If you are a news junkie and strive to catch that stock market report every day, Bob Seawright of Madison Avenue Securities in San Diego calculated that the S&P 500 increased only 53% of the time on a daily basis over the last 20 years.  That means that you would have been disappointed with your stock investments on average practically every other day.  If you’re not a worrier that could certainly turn you into one.

Maybe the answer is not to look at the market quite so frequently.  What if you only checked on your stocks once a week, say every Friday?  The website Seeking Alpha analyzed returns from 1962 through 2017 and found that the S&P 500 increased on average 56% on a weekly basis.  That’s certainly some improvement over 53%.

Perhaps keeping away from the financial media for a whole month might help.  Yardeni Research determined that, going back to 1928, the number of months in which the S&P 500 had ended positive grew to 59%.

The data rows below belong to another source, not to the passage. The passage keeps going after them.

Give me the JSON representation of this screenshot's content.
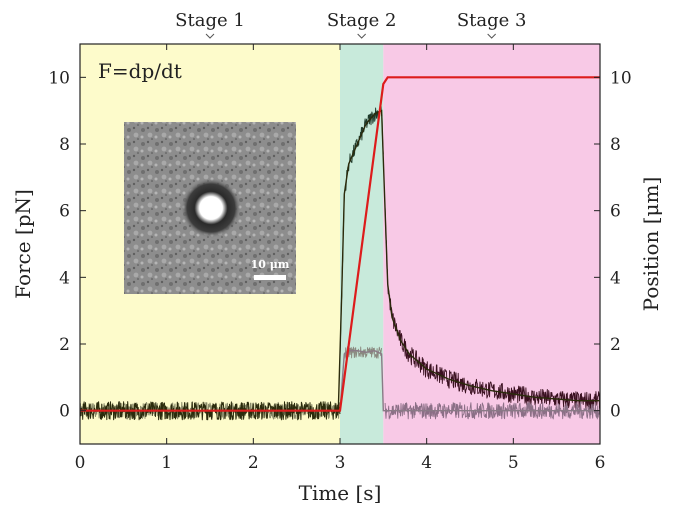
{
  "chart_data": {
    "type": "line",
    "title": "",
    "xlabel": "Time [s]",
    "ylabel_left": "Force [pN]",
    "ylabel_right": "Position [μm]",
    "annotation": "F=dp/dt",
    "xlim": [
      0,
      6
    ],
    "ylim_left": [
      -1,
      11
    ],
    "ylim_right": [
      -1,
      11
    ],
    "x_ticks": [
      0,
      1,
      2,
      3,
      4,
      5,
      6
    ],
    "y_ticks_left": [
      0,
      2,
      4,
      6,
      8,
      10
    ],
    "y_ticks_right": [
      0,
      2,
      4,
      6,
      8,
      10
    ],
    "grid": false,
    "stages": [
      {
        "label": "Stage 1",
        "x_start": 0,
        "x_end": 3,
        "color": "#fdfbcb"
      },
      {
        "label": "Stage 2",
        "x_start": 3,
        "x_end": 3.5,
        "color": "#c8eadb"
      },
      {
        "label": "Stage 3",
        "x_start": 3.5,
        "x_end": 6,
        "color": "#f8c9e6"
      }
    ],
    "series": [
      {
        "color": "#2b2b0c",
        "axis": "left",
        "x": [
          0,
          0.5,
          1,
          1.5,
          2,
          2.5,
          2.98,
          3.02,
          3.05,
          3.1,
          3.2,
          3.3,
          3.4,
          3.48,
          3.52,
          3.55,
          3.6,
          3.7,
          3.8,
          4.0,
          4.25,
          4.5,
          4.75,
          5.0,
          5.25,
          5.5,
          5.75,
          6.0
        ],
        "values": [
          0,
          0,
          0,
          0,
          0,
          0,
          0,
          3.5,
          6.5,
          7.4,
          8.0,
          8.6,
          8.9,
          9.0,
          6.0,
          3.8,
          2.8,
          2.1,
          1.7,
          1.25,
          0.95,
          0.75,
          0.6,
          0.5,
          0.4,
          0.35,
          0.3,
          0.3
        ]
      },
      {
        "color": "#8a7a86",
        "axis": "left",
        "x": [
          3.0,
          3.05,
          3.1,
          3.2,
          3.3,
          3.4,
          3.48,
          3.5,
          4.0,
          5.0,
          6.0
        ],
        "values": [
          0,
          1.7,
          1.8,
          1.8,
          1.75,
          1.8,
          1.7,
          0,
          0,
          0,
          0
        ]
      },
      {
        "color": "#dd1c1c",
        "axis": "right",
        "x": [
          0,
          3.0,
          3.5,
          3.55,
          6.0
        ],
        "values": [
          0,
          0,
          9.8,
          10,
          10
        ]
      }
    ]
  },
  "inset": {
    "scalebar_label": "10 μm"
  }
}
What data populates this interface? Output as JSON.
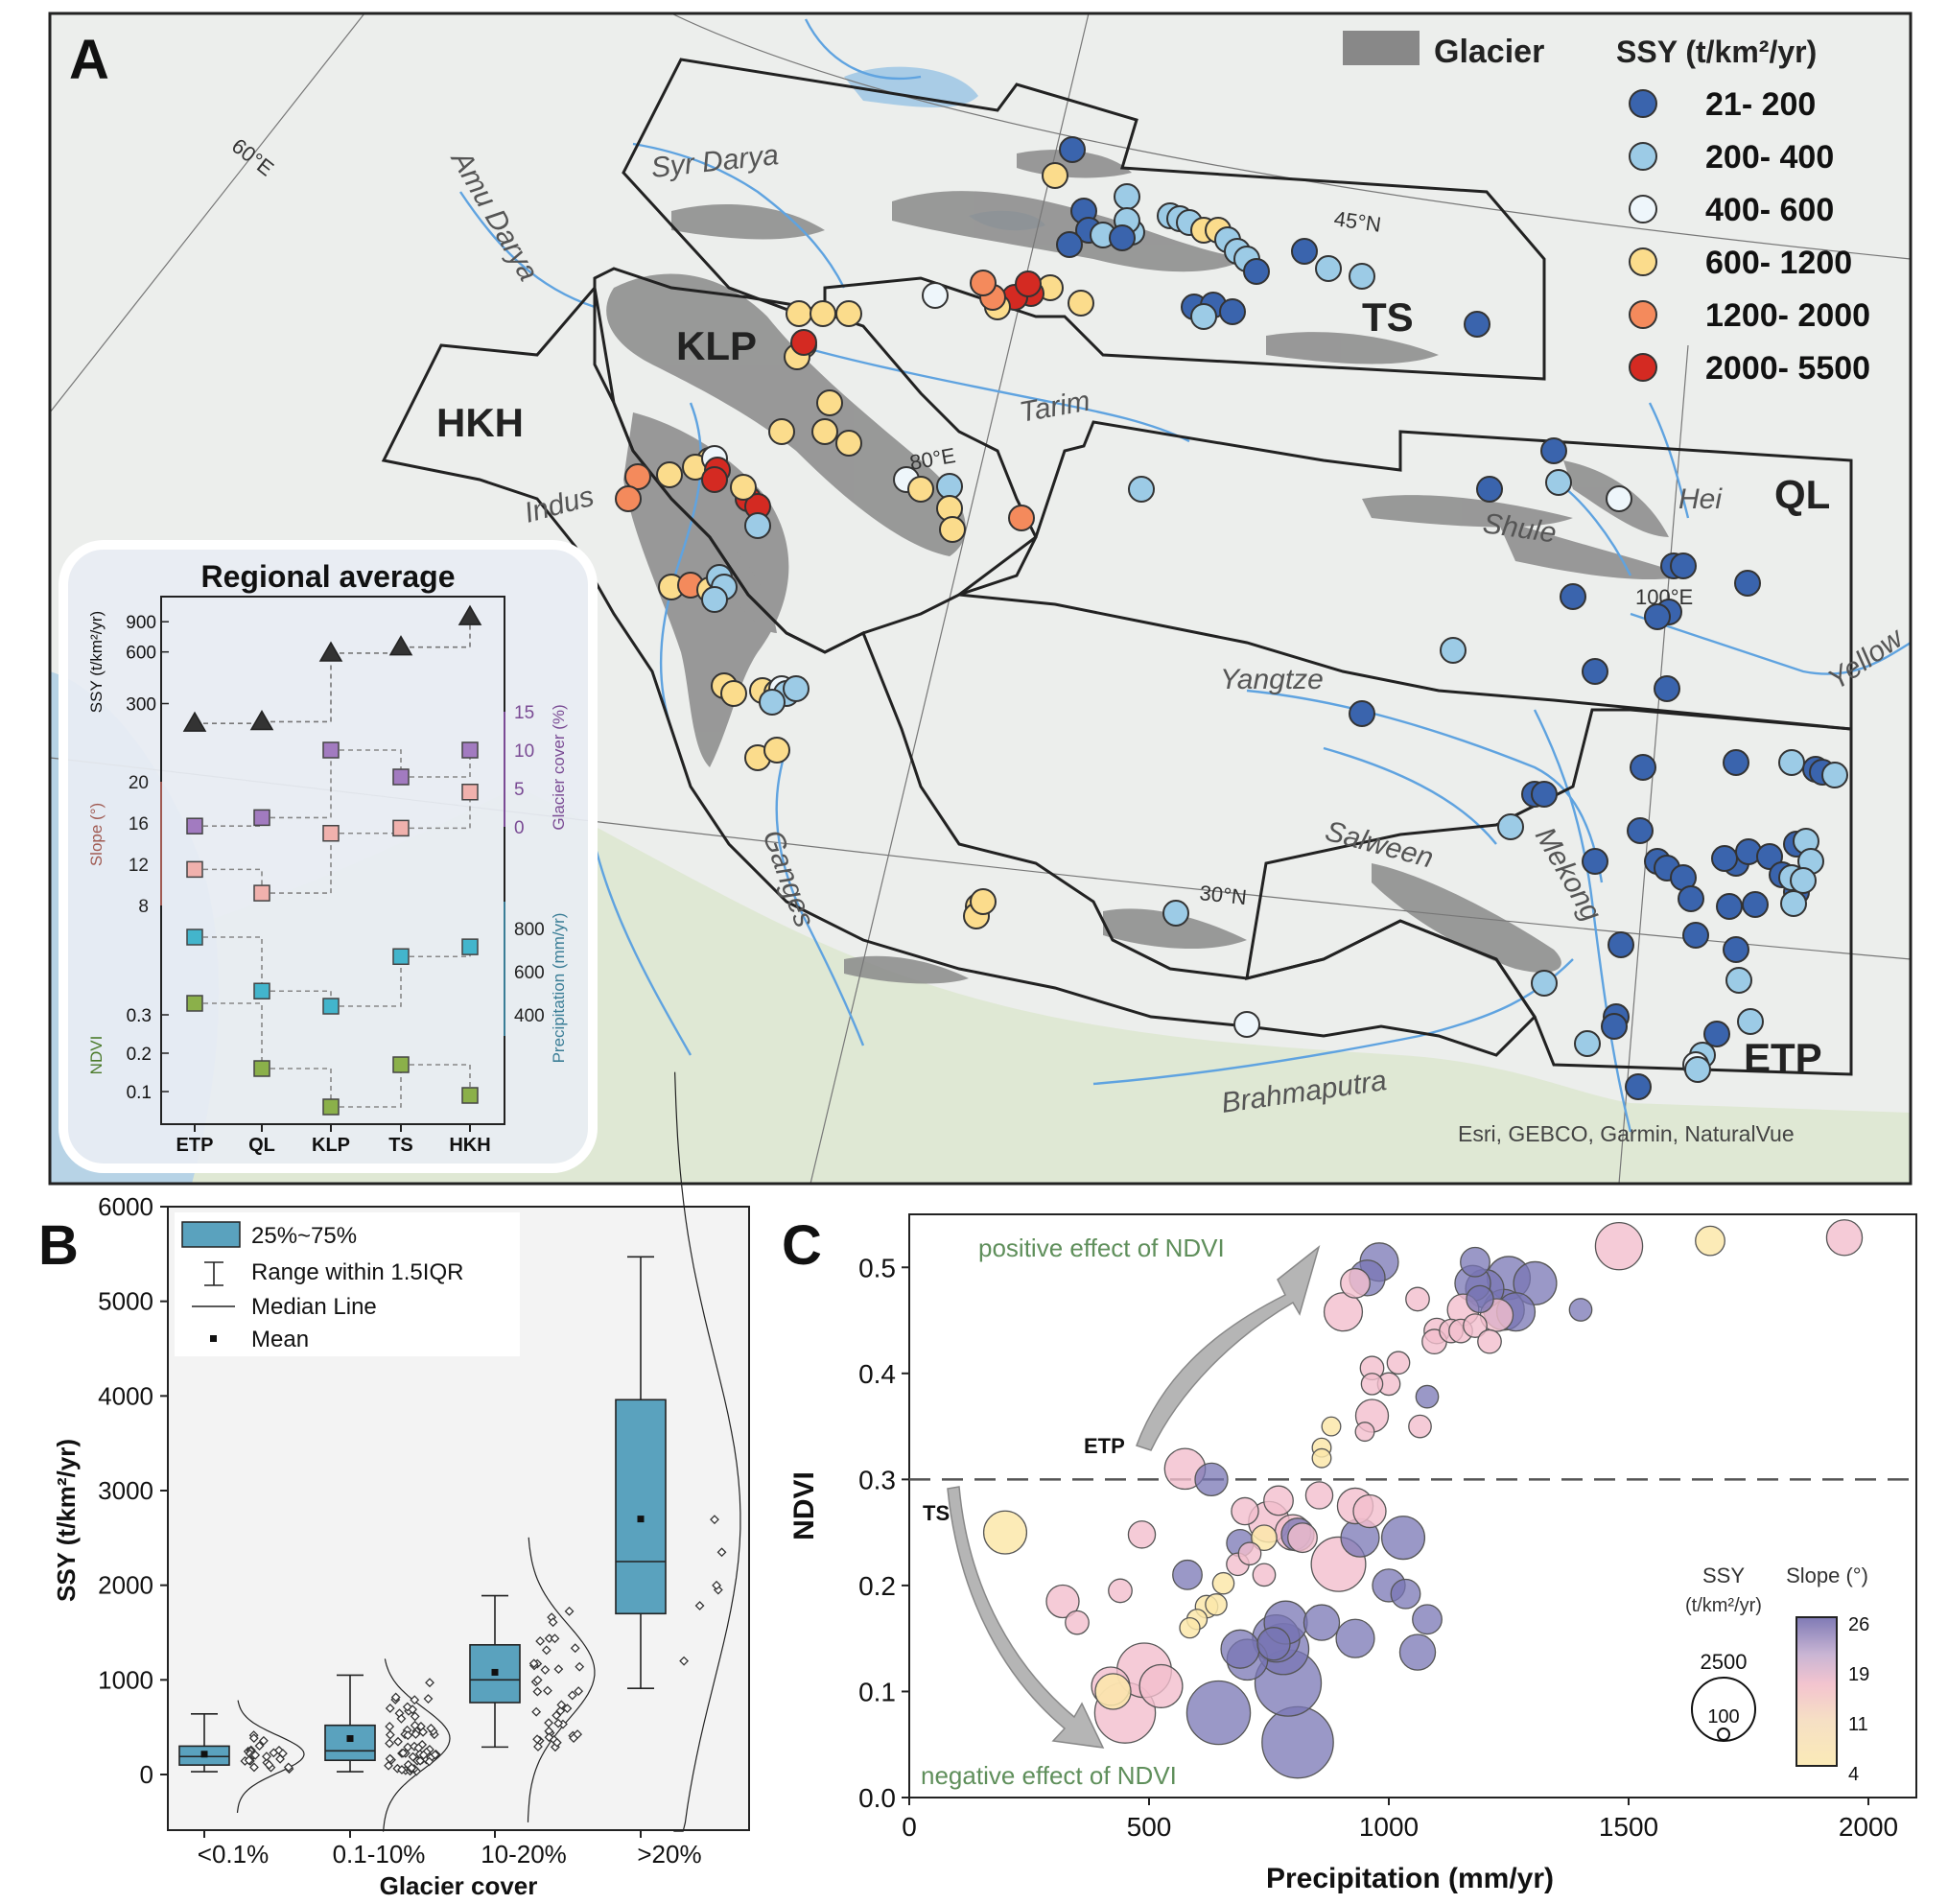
{
  "panelA": {
    "letter": "A",
    "legend": {
      "glacier_label": "Glacier",
      "ssy_title": "SSY (t/km²/yr)",
      "classes": [
        {
          "label": "21- 200",
          "color": "#3a64ad"
        },
        {
          "label": "200- 400",
          "color": "#9ccbe6"
        },
        {
          "label": "400- 600",
          "color": "#eef6fb"
        },
        {
          "label": "600- 1200",
          "color": "#fbdc8c"
        },
        {
          "label": "1200- 2000",
          "color": "#f48a5c"
        },
        {
          "label": "2000- 5500",
          "color": "#d42a22"
        }
      ]
    },
    "regions": [
      "TS",
      "KLP",
      "HKH",
      "QL",
      "ETP"
    ],
    "rivers": [
      "Syr Darya",
      "Amu Darya",
      "Tarim",
      "Indus",
      "Shule",
      "Hei",
      "Yangtze",
      "Yellow",
      "Salween",
      "Mekong",
      "Ganges",
      "Brahmaputra"
    ],
    "graticule": [
      "60°E",
      "80°E",
      "100°E",
      "45°N",
      "30°N"
    ],
    "attribution": "Esri, GEBCO, Garmin, NaturalVue",
    "inset": {
      "title": "Regional average",
      "categories": [
        "ETP",
        "QL",
        "KLP",
        "TS",
        "HKH"
      ],
      "ssy": {
        "label": "SSY (t/km²/yr)",
        "ticks": [
          "900",
          "600",
          "300"
        ],
        "values": [
          230,
          235,
          590,
          640,
          960
        ]
      },
      "glacier": {
        "label": "Glacier cover (%)",
        "ticks": [
          "15",
          "10",
          "5",
          "0"
        ],
        "values": [
          0.1,
          1.2,
          10,
          6.5,
          10
        ]
      },
      "slope": {
        "label": "Slope (°)",
        "ticks": [
          "20",
          "16",
          "12",
          "8"
        ],
        "values": [
          11.5,
          9.2,
          15,
          15.5,
          19
        ]
      },
      "precip": {
        "label": "Precipitation (mm/yr)",
        "ticks": [
          "800",
          "600",
          "400"
        ],
        "values": [
          760,
          510,
          440,
          670,
          715
        ]
      },
      "ndvi": {
        "label": "NDVI",
        "ticks": [
          "0.3",
          "0.2",
          "0.1"
        ],
        "values": [
          0.33,
          0.16,
          0.06,
          0.17,
          0.09
        ]
      }
    }
  },
  "panelB": {
    "letter": "B",
    "chart_data": {
      "type": "box",
      "categories": [
        "<0.1%",
        "0.1-10%",
        "10-20%",
        ">20%"
      ],
      "xlabel": "Glacier cover",
      "ylabel": "SSY (t/km²/yr)",
      "ylim": [
        -500,
        6000
      ],
      "yticks": [
        0,
        1000,
        2000,
        3000,
        4000,
        5000,
        6000
      ],
      "boxes": [
        {
          "q1": 100,
          "median": 190,
          "q3": 300,
          "whisker_low": 30,
          "whisker_high": 640,
          "mean": 215
        },
        {
          "q1": 150,
          "median": 250,
          "q3": 520,
          "whisker_low": 30,
          "whisker_high": 1050,
          "mean": 380
        },
        {
          "q1": 760,
          "median": 1000,
          "q3": 1370,
          "whisker_low": 290,
          "whisker_high": 1890,
          "mean": 1080
        },
        {
          "q1": 1700,
          "median": 2250,
          "q3": 3960,
          "whisker_low": 910,
          "whisker_high": 5470,
          "mean": 2700
        }
      ],
      "legend": [
        "25%~75%",
        "Range within 1.5IQR",
        "Median Line",
        "Mean"
      ]
    }
  },
  "panelC": {
    "letter": "C",
    "chart_data": {
      "type": "scatter",
      "xlabel": "Precipitation (mm/yr)",
      "ylabel": "NDVI",
      "xlim": [
        0,
        2100
      ],
      "ylim": [
        0,
        0.55
      ],
      "xticks": [
        0,
        500,
        1000,
        1500,
        2000
      ],
      "yticks": [
        0.0,
        0.1,
        0.2,
        0.3,
        0.4,
        0.5
      ],
      "threshold": 0.3,
      "annotations": [
        "positive effect of NDVI",
        "negative effect of NDVI",
        "ETP",
        "TS"
      ],
      "size_legend": {
        "title": "SSY",
        "unit": "(t/km²/yr)",
        "values": [
          "2500",
          "100"
        ]
      },
      "color_legend": {
        "title": "Slope (°)",
        "ticks": [
          "26",
          "19",
          "11",
          "4"
        ]
      },
      "points": [
        [
          980,
          0.505,
          300,
          24
        ],
        [
          955,
          0.49,
          250,
          23
        ],
        [
          930,
          0.485,
          150,
          14
        ],
        [
          905,
          0.458,
          300,
          13
        ],
        [
          1180,
          0.505,
          150,
          21
        ],
        [
          1175,
          0.485,
          250,
          22
        ],
        [
          1200,
          0.48,
          300,
          24
        ],
        [
          1250,
          0.49,
          400,
          23
        ],
        [
          1305,
          0.485,
          400,
          22
        ],
        [
          1240,
          0.46,
          350,
          23
        ],
        [
          1265,
          0.458,
          300,
          24
        ],
        [
          1155,
          0.46,
          180,
          17
        ],
        [
          1225,
          0.455,
          200,
          16
        ],
        [
          1190,
          0.47,
          120,
          21
        ],
        [
          1060,
          0.47,
          80,
          14
        ],
        [
          1100,
          0.44,
          100,
          14
        ],
        [
          1130,
          0.44,
          80,
          14
        ],
        [
          1150,
          0.44,
          80,
          12
        ],
        [
          1180,
          0.445,
          80,
          13
        ],
        [
          1210,
          0.43,
          80,
          13
        ],
        [
          1095,
          0.43,
          90,
          14
        ],
        [
          1020,
          0.41,
          70,
          13
        ],
        [
          965,
          0.405,
          80,
          14
        ],
        [
          965,
          0.39,
          60,
          12
        ],
        [
          1000,
          0.39,
          70,
          13
        ],
        [
          965,
          0.36,
          200,
          14
        ],
        [
          1065,
          0.35,
          70,
          14
        ],
        [
          1080,
          0.378,
          70,
          21
        ],
        [
          1400,
          0.46,
          70,
          22
        ],
        [
          1480,
          0.52,
          500,
          14
        ],
        [
          1670,
          0.525,
          150,
          6
        ],
        [
          1950,
          0.528,
          250,
          15
        ],
        [
          950,
          0.345,
          40,
          12
        ],
        [
          880,
          0.35,
          40,
          8
        ],
        [
          860,
          0.33,
          40,
          6
        ],
        [
          860,
          0.32,
          40,
          6
        ],
        [
          575,
          0.31,
          350,
          14
        ],
        [
          630,
          0.3,
          200,
          21
        ],
        [
          200,
          0.25,
          400,
          6
        ],
        [
          320,
          0.185,
          200,
          14
        ],
        [
          350,
          0.165,
          80,
          14
        ],
        [
          440,
          0.195,
          80,
          14
        ],
        [
          485,
          0.248,
          120,
          14
        ],
        [
          580,
          0.21,
          150,
          21
        ],
        [
          620,
          0.18,
          70,
          6
        ],
        [
          690,
          0.24,
          120,
          21
        ],
        [
          700,
          0.27,
          120,
          14
        ],
        [
          770,
          0.28,
          150,
          14
        ],
        [
          750,
          0.26,
          350,
          14
        ],
        [
          740,
          0.245,
          100,
          6
        ],
        [
          800,
          0.25,
          250,
          14
        ],
        [
          810,
          0.248,
          200,
          24
        ],
        [
          820,
          0.245,
          150,
          14
        ],
        [
          855,
          0.285,
          120,
          14
        ],
        [
          940,
          0.245,
          300,
          22
        ],
        [
          930,
          0.275,
          250,
          14
        ],
        [
          895,
          0.22,
          700,
          14
        ],
        [
          960,
          0.27,
          200,
          14
        ],
        [
          1030,
          0.245,
          400,
          22
        ],
        [
          1000,
          0.2,
          200,
          22
        ],
        [
          1080,
          0.168,
          150,
          22
        ],
        [
          1035,
          0.192,
          150,
          23
        ],
        [
          685,
          0.22,
          70,
          14
        ],
        [
          710,
          0.23,
          70,
          14
        ],
        [
          740,
          0.21,
          70,
          14
        ],
        [
          655,
          0.202,
          60,
          6
        ],
        [
          640,
          0.182,
          60,
          6
        ],
        [
          600,
          0.168,
          50,
          6
        ],
        [
          585,
          0.16,
          50,
          6
        ],
        [
          760,
          0.145,
          200,
          22
        ],
        [
          705,
          0.13,
          350,
          24
        ],
        [
          690,
          0.14,
          300,
          22
        ],
        [
          780,
          0.14,
          600,
          23
        ],
        [
          765,
          0.15,
          500,
          23
        ],
        [
          785,
          0.165,
          400,
          23
        ],
        [
          860,
          0.165,
          250,
          23
        ],
        [
          930,
          0.15,
          300,
          23
        ],
        [
          1060,
          0.137,
          250,
          22
        ],
        [
          645,
          0.08,
          1000,
          24
        ],
        [
          790,
          0.108,
          1100,
          24
        ],
        [
          810,
          0.052,
          1300,
          24
        ],
        [
          490,
          0.12,
          700,
          14
        ],
        [
          450,
          0.08,
          900,
          14
        ],
        [
          525,
          0.105,
          400,
          15
        ],
        [
          420,
          0.105,
          300,
          13
        ],
        [
          425,
          0.1,
          250,
          8
        ]
      ]
    }
  }
}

You get the idea.  What about looking only at annual results?  Again since 1928, the S&P 500 has had positive annual returns more than 67% of the time.  That should not come as a surprise considering that the stock market over the long run has outpaced the growth in our country’s GDP.  The reason we invest in the first place is to participate in the growing valuations of companies contributing to a robust capitalistic economy.

To those of you who demand scientific rigor I admit that the comparisons above span different time periods, and confess that I just didn’t have the resources to recalculate them on a more standardized basis.  Nonetheless, this data still suggests that if we simply choose to look at our investment performance less frequently, we are likely to observe positive returns more often.  And those returns would be more consistent with our investment horizons and the goals for which we have been saving in the first place.

So why not try giving up worrying about your investments?  There are plenty of other things in our society worth stressing over.  Don’t worry about not having anything to worry about!